Does this work? If so, please tell me there's a better way!
Or have I picked the wrong form for TraversableR, and there is actually no isomorphism?
Thanks for any advice.
EDIT:
So thanks to András Kovács I now think that TraversalR should look like this:
data TraversalR s t a b = TraversalR {
toListOfR :: s -> [a],
setListR :: [b] -> s -> t
}
Then travRToTrav is very similar to lensRToLens:
travRToTrav :: TraversalR s t a b -> Traversal s t a b
travRToTrav trR a2fb s = (`setL` s) <$> f_bs
where as = toListOfR trR s
f_bs = sequenceA . map a2fb $ as
setL = setListR trR
But then, how to define setListR in travToTravR? Basically, how do indexed traversals work?
After a discussion with András Kovács, I have found a nice simple answer: we need the State monad, which is an applicative functor. Here is the whole isomorphism:
type Traversal s t a b = forall f. Applicative f => (a -> f b) -> (s -> f t)

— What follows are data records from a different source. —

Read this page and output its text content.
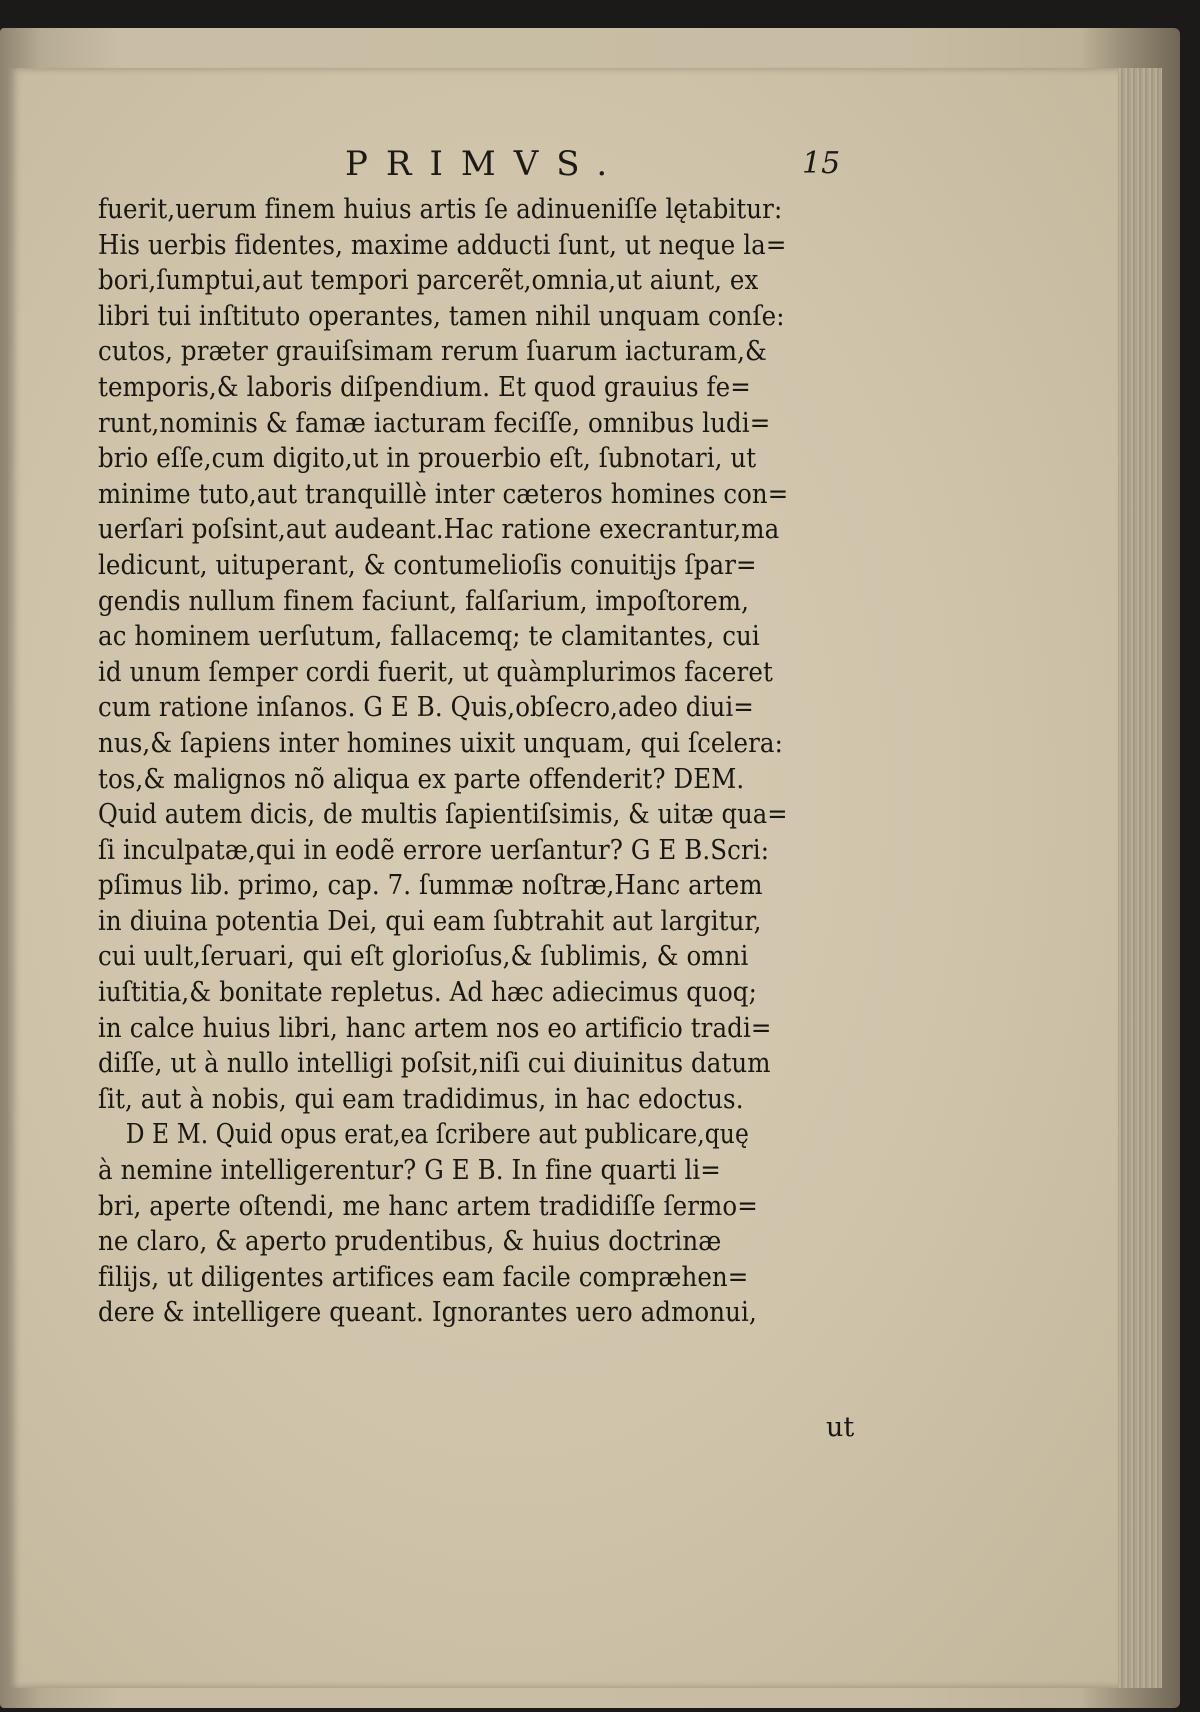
PRIMVS.	15
fuerit,uerum finem huius artis ſe adinueniſſe lętabitur:
His uerbis fidentes, maxime adducti ſunt, ut neque la=
bori,ſumptui,aut tempori parcerẽt,omnia,ut aiunt, ex
libri tui inſtituto operantes, tamen nihil unquam conſe:
cutos, præter grauiſsimam rerum ſuarum iacturam,&
temporis,& laboris diſpendium. Et quod grauius fe=
runt,nominis & famæ iacturam feciſſe, omnibus ludi=
brio eſſe,cum digito,ut in prouerbio eſt, ſubnotari, ut
minime tuto,aut tranquillè inter cæteros homines con=
uerſari poſsint,aut audeant.Hac ratione execrantur,ma
ledicunt, uituperant, & contumelioſis conuitijs ſpar=
gendis nullum finem faciunt, falſarium, impoſtorem,
ac hominem uerſutum, fallacemq; te clamitantes, cui
id unum ſemper cordi fuerit, ut quàmplurimos faceret
cum ratione inſanos. G E B. Quis,obſecro,adeo diui=
nus,& ſapiens inter homines uixit unquam, qui ſcelera:
tos,& malignos nõ aliqua ex parte offenderit? DEM.
Quid autem dicis, de multis ſapientiſsimis, & uitæ qua=
ſi inculpatæ,qui in eodẽ errore uerſantur? G E B.Scri:
pſimus lib. primo, cap. 7. ſummæ noſtræ,Hanc artem
in diuina potentia Dei, qui eam ſubtrahit aut largitur,
cui uult,ſeruari, qui eſt glorioſus,& ſublimis, & omni
iuſtitia,& bonitate repletus. Ad hæc adiecimus quoq;
in calce huius libri, hanc artem nos eo artificio tradi=
diſſe, ut à nullo intelligi poſsit,niſi cui diuinitus datum
ſit, aut à nobis, qui eam tradidimus, in hac edoctus.
D E M. Quid opus erat,ea ſcribere aut publicare,quę
à nemine intelligerentur? G E B. In fine quarti li=
bri, aperte oſtendi, me hanc artem tradidiſſe ſermo=
ne claro, & aperto prudentibus, & huius doctrinæ
filijs, ut diligentes artifices eam facile compræhen=
dere & intelligere queant. Ignorantes uero admonui,
ut
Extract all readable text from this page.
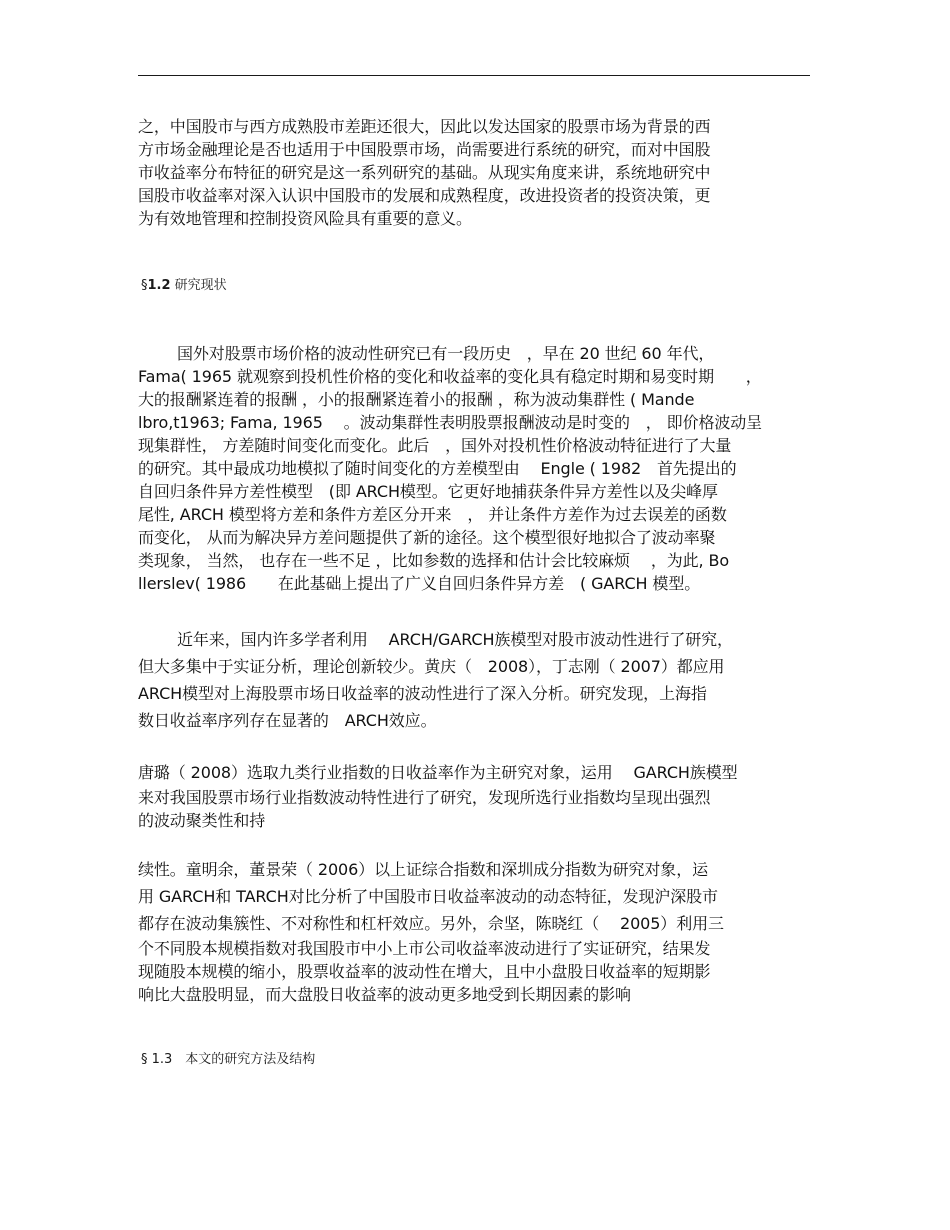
之，中国股市与西方成熟股市差距还很大，因此以发达国家的股票市场为背景的西
方市场金融理论是否也适用于中国股票市场，尚需要进行系统的研究，而对中国股
市收益率分布特征的研究是这一系列研究的基础。从现实角度来讲，系统地研究中
国股市收益率对深入认识中国股市的发展和成熟程度，改进投资者的投资决策，更
为有效地管理和控制投资风险具有重要的意义。
§1.2 研究现状
国外对股票市场价格的波动性研究已有一段历史　，早在 20 世纪 60 年代，
Fama( 1965 就观察到投机性价格的变化和收益率的变化具有稳定时期和易变时期　　，
大的报酬紧连着的报酬 ，小的报酬紧连着小的报酬 ，称为波动集群性 ( Mande
lbro,t1963; Fama, 1965　 。波动集群性表明股票报酬波动是时变的　， 即价格波动呈
现集群性， 方差随时间变化而变化。此后　，国外对投机性价格波动特征进行了大量
的研究。其中最成功地模拟了随时间变化的方差模型由　 Engle ( 1982　首先提出的
自回归条件异方差性模型　(即 ARCH模型。它更好地捕获条件异方差性以及尖峰厚
尾性, ARCH 模型将方差和条件方差区分开来　， 并让条件方差作为过去误差的函数
而变化， 从而为解决异方差问题提供了新的途径。这个模型很好地拟合了波动率聚
类现象， 当然， 也存在一些不足 ，比如参数的选择和估计会比较麻烦 　，为此, Bo
llerslev( 1986　　在此基础上提出了广义自回归条件异方差　( GARCH 模型。
近年来，国内许多学者利用　 ARCH/GARCH族模型对股市波动性进行了研究，
但大多集中于实证分析，理论创新较少。黄庆（　2008），丁志刚（ 2007）都应用
ARCH模型对上海股票市场日收益率的波动性进行了深入分析。研究发现，上海指
数日收益率序列存在显著的　ARCH效应。
唐璐（ 2008）选取九类行业指数的日收益率作为主研究对象，运用　 GARCH族模型
来对我国股票市场行业指数波动特性进行了研究，发现所选行业指数均呈现出强烈
的波动聚类性和持
续性。童明余，董景荣（ 2006）以上证综合指数和深圳成分指数为研究对象，运
用 GARCH和 TARCH对比分析了中国股市日收益率波动的动态特征，发现沪深股市
都存在波动集簇性、不对称性和杠杆效应。另外，佘坚，陈晓红（　 2005）利用三
个不同股本规模指数对我国股市中小上市公司收益率波动进行了实证研究，结果发
现随股本规模的缩小，股票收益率的波动性在增大，且中小盘股日收益率的短期影
响比大盘股明显，而大盘股日收益率的波动更多地受到长期因素的影响
§ 1.3　本文的研究方法及结构
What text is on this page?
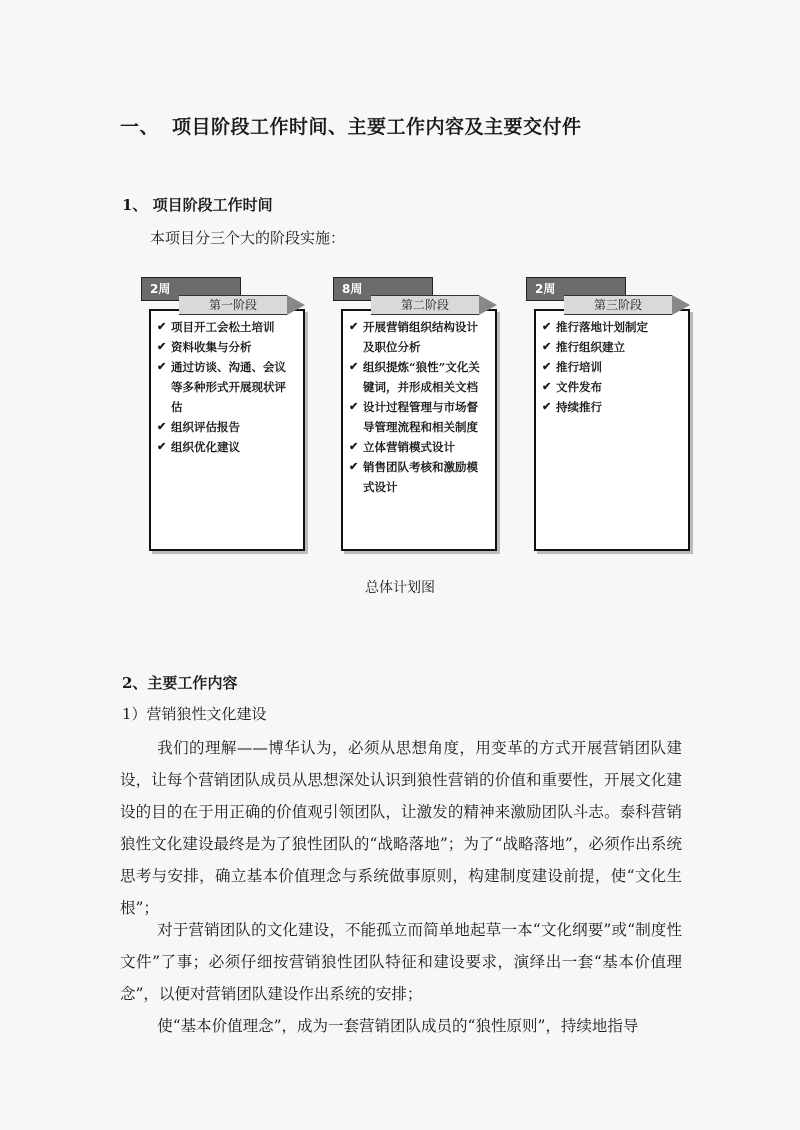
一、 项目阶段工作时间、主要工作内容及主要交付件
1、 项目阶段工作时间
本项目分三个大的阶段实施：
✔ 项目开工会松土培训
✔ 资料收集与分析
✔ 通过访谈、沟通、会议等多种形式开展现状评估
✔ 组织评估报告
✔ 组织优化建议
2周
第一阶段
✔ 开展营销组织结构设计及职位分析
✔ 组织提炼“狼性”文化关键词，并形成相关文档
✔ 设计过程管理与市场督导管理流程和相关制度
✔ 立体营销模式设计
✔ 销售团队考核和激励模式设计
8周
第二阶段
✔ 推行落地计划制定
✔ 推行组织建立
✔ 推行培训
✔ 文件发布
✔ 持续推行
2周
第三阶段
总体计划图
2、主要工作内容
1）营销狼性文化建设
我们的理解——博华认为，必须从思想角度，用变革的方式开展营销团队建设，让每个营销团队成员从思想深处认识到狼性营销的价值和重要性，开展文化建设的目的在于用正确的价值观引领团队，让激发的精神来激励团队斗志。泰科营销狼性文化建设最终是为了狼性团队的“战略落地”；为了“战略落地”，必须作出系统思考与安排，确立基本价值理念与系统做事原则，构建制度建设前提，使“文化生根”；
对于营销团队的文化建设，不能孤立而简单地起草一本“文化纲要”或“制度性文件”了事；必须仔细按营销狼性团队特征和建设要求，演绎出一套“基本价值理念”，以便对营销团队建设作出系统的安排；
使“基本价值理念”，成为一套营销团队成员的“狼性原则”，持续地指导
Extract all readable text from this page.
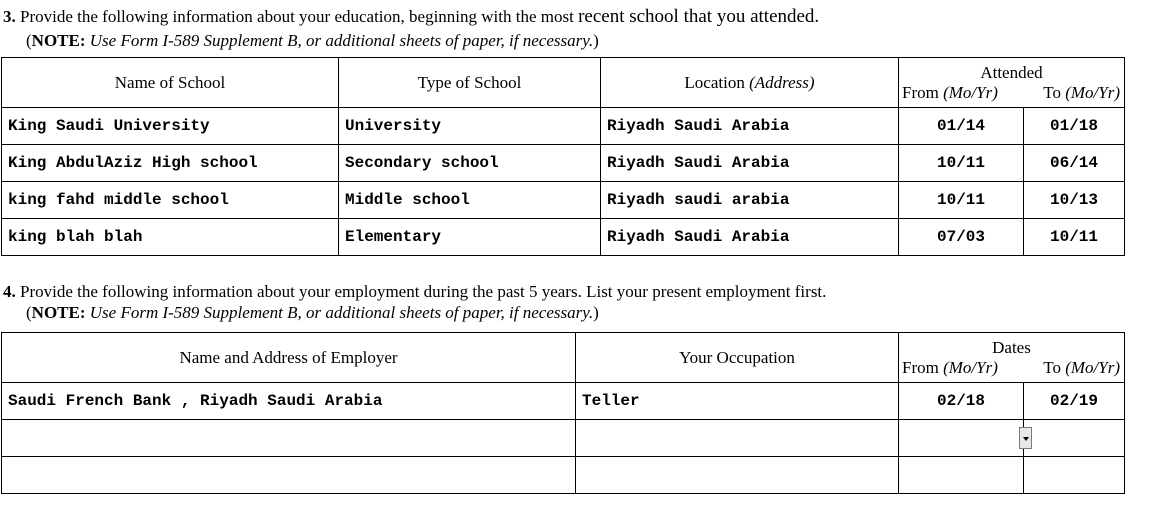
3. Provide the following information about your education, beginning with the most recent school that you attended.
(NOTE: Use Form I-589 Supplement B, or additional sheets of paper, if necessary.)
Name of School	Type of School	Location (Address)	Attended
From (Mo/Yr) To (Mo/Yr)	

King Saudi University	University	Riyadh Saudi Arabia	01/14	01/18
King AbdulAziz High school	Secondary school	Riyadh Saudi Arabia	10/11	06/14
king fahd middle school	Middle school	Riyadh saudi arabia	10/11	10/13
king blah blah	Elementary	Riyadh Saudi Arabia	07/03	10/11
4. Provide the following information about your employment during the past 5 years. List your present employment first.
(NOTE: Use Form I-589 Supplement B, or additional sheets of paper, if necessary.)
Name and Address of Employer	Your Occupation	Dates
From (Mo/Yr) To (Mo/Yr)	

Saudi French Bank , Riyadh Saudi Arabia	Teller	02/18	02/19
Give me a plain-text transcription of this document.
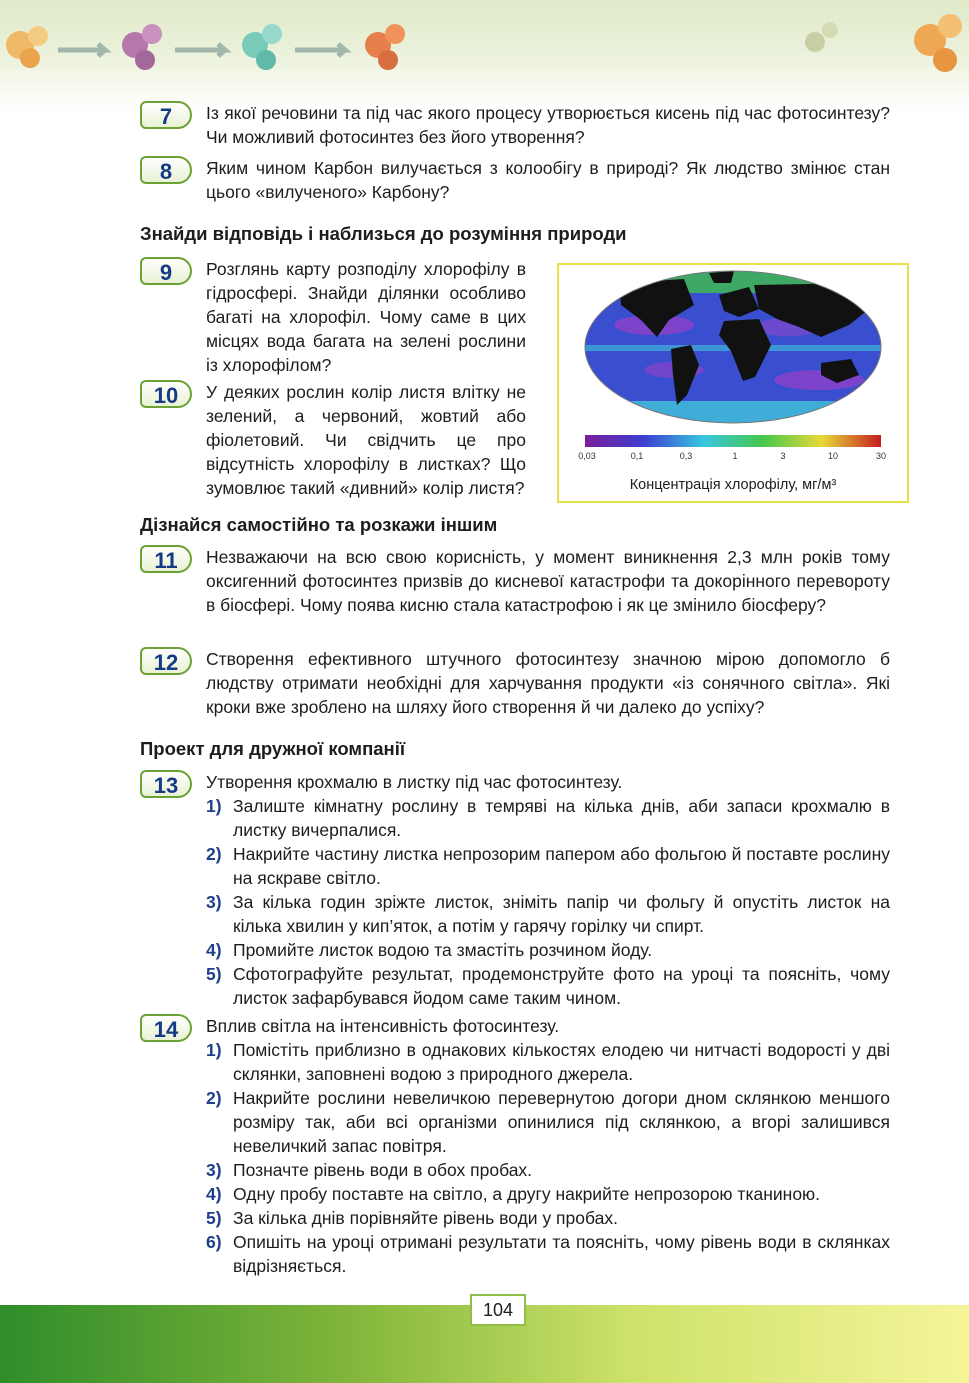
7	Із якої речовини та під час якого процесу утворюється кисень під час фотосинтезу? Чи можливий фотосинтез без його утворення?
8	Яким чином Карбон вилучається з колообігу в природі? Як людство змінює стан цього «вилученого» Карбону?
Знайди відповідь і наблизься до розуміння природи
9	Розглянь карту розподілу хлорофілу в гідросфері. Знайди ділянки особливо багаті на хлорофіл. Чому саме в цих місцях вода багата на зелені рослини із хлорофілом?
10	У деяких рослин колір листя влітку не зелений, а червоний, жовтий або фіолетовий. Чи свідчить це про відсутність хлорофілу в листках? Що зумовлює такий «дивний» колір листя?
0,03	0,1	0,3	1	3	10	30
Концентрація хлорофілу, мг/м³
Дізнайся самостійно та розкажи іншим
11	Незважаючи на всю свою корисність, у момент виникнення 2,3 млн років тому оксигенний фотосинтез призвів до кисневої катастрофи та докорінного перевороту в біосфері. Чому поява кисню стала катастрофою і як це змінило біосферу?
12	Створення ефективного штучного фотосинтезу значною мірою допомогло б людству отримати необхідні для харчування продукти «із сонячного світла». Які кроки вже зроблено на шляху його створення й чи далеко до успіху?
Проект для дружної компанії
13	Утворення крохмалю в листку під час фотосинтезу.
1) Залиште кімнатну рослину в темряві на кілька днів, аби запаси крохмалю в листку вичерпалися.
2) Накрийте частину листка непрозорим папером або фольгою й поставте рослину на яскраве світло.
3) За кілька годин зріжте листок, зніміть папір чи фольгу й опустіть листок на кілька хвилин у кип’яток, а потім у гарячу горілку чи спирт.
4) Промийте листок водою та змастіть розчином йоду.
5) Сфотографуйте результат, продемонструйте фото на уроці та поясніть, чому листок зафарбувався йодом саме таким чином.
14	Вплив світла на інтенсивність фотосинтезу.
1) Помістіть приблизно в однакових кількостях елодею чи нитчасті водорості у дві склянки, заповнені водою з природного джерела.
2) Накрийте рослини невеличкою перевернутою догори дном склянкою меншого розміру так, аби всі організми опинилися під склянкою, а вгорі залишився невеличкий запас повітря.
3) Позначте рівень води в обох пробах.
4) Одну пробу поставте на світло, а другу накрийте непрозорою тканиною.
5) За кілька днів порівняйте рівень води у пробах.
6) Опишіть на уроці отримані результати та поясніть, чому рівень води в склянках відрізняється.
104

data TraversalR s t a b = TraversalR {
toListOfR :: s -> [a],
setListR :: [b] -> s -> t
}
newtype CL a b = CL { getCL :: [a] } -- ConstantList
instance Functor (CL a) where
fmap _ (CL xs) = CL xs
instance Applicative (CL a) where
pure _ = CL []
(CL xs) <*> (CL ys) = CL (xs ++ ys)
collectBs :: State [b] b
collectBs = state $ \xs -> case xs of [] -> error "Too few bs"
(y:ys) -> (y,ys)
travToTravR :: Traversal s t a b -> TraversalR s t a b
travToTravR tr = TraversalR {
toListOfR = getCL . tr (CL . pure),
setListR = \bs s -> evalState (tr (const collectBs) s) bs
}
travRToTrav :: TraversalR s t a b -> Traversal s t a b
travRToTrav trR a2fb s = (`setL` s) <$> f_bs
where as = toListOfR trR s
f_bs = sequenceA . map a2fb $ as
setL = setListR trR